Uno pasa imperceptiblemente de una escena, de una edad, una
vida a otra. De repente, al caminar por una calle, bien sea real o soñada, uno
se da cuenta por primera vez de que los años han volado, de que todo esto ha
pasado ya para siempre y que sólo permanecerá en el recuerdo; y entonces el
recuerdo se mete más adentro con una extraña y absorta brillantez, y uno repasa
esas escenas y esos acontecimientos perpetuamente; en sueños y meditaciones,
mientras camina por una calle, mientras se acuesta con una mujer, mientras lee
un libro, mientras habla con un desconocido. De repente, pero siempre con una
extraordinaria exactitud, estos recuerdos se entrometen, surgen como fantasmas,
y penetran en cada fibra del propio ser. En lo sucesivo, todo se mueve en
niveles cambiantes: nuestros pensamientos, nuestros sueños, nuestras acciones,
nuestra vida entera. Un paralelogramo en el que caemos desde una a otra
plataforma de nuestro escenario. De aquí en adelante caminamos divididos en
millares de fragmentos, como un insecto con cien pies, un ciempiés con
movimientos suaves y ondulantes que se embebe en la atmósfera; caminamos con
filamentos sensibles que se embeben ávidamente del pasado y del futuro, y todo
se derrite en músicas y penas; caminamos contra un mundo unido, afirmando
nuestro desacuerdo. Cuando caminamos, todas las cosas se rompen con nosotros en
millares de fragmentos iridiscentes. La fragmentación de la madurez. El gran
cambio.

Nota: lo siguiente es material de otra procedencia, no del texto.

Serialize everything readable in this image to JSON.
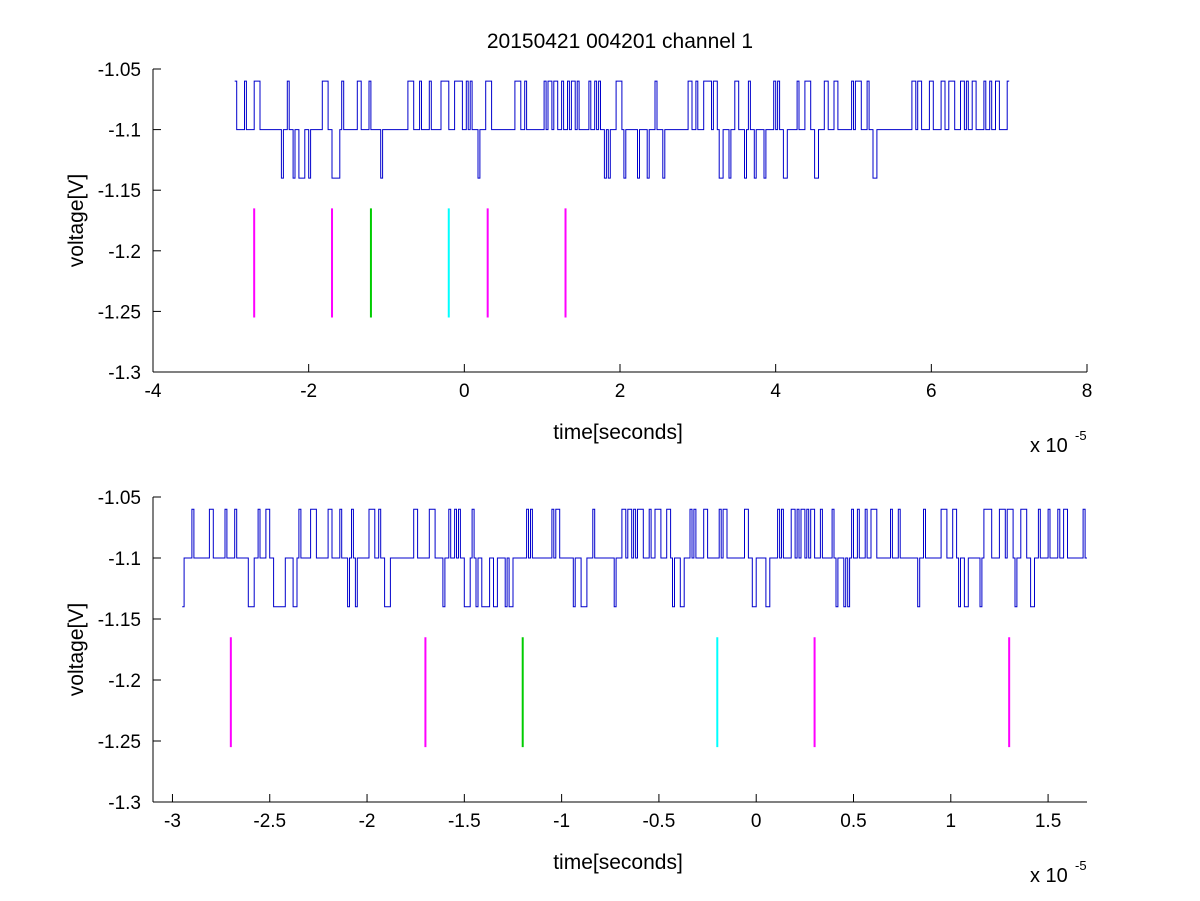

En la juventud, éramos íntegros y el terror y el dolor del mundo nos
penetraron por completo. No había una clara separación entre la alegría y el
pesar: se fundían en una sola cosa, al igual que nuestras horas de lucidez se
funden con el sueño y el dormir. Nos levantamos por la mañana siendo unos
seres, y por la noche, completamente ahogados, bajamos a un mar empuñando las
estrellas y la fiebre del día.
Y entonces llega un momento en que, de repente, todo parece
de revés. Vivimos en la mente, en ideas, en fragmentos. Y no nos embebemos más
en la salvaje y lejana música de las calles: solamente recordamos. Como un
monomaníaco, revivimos el drama de la juventud. Como una araña que recoge el
hilo repetidamente y lo arroja según algún obsesivo, logarítmico modelo.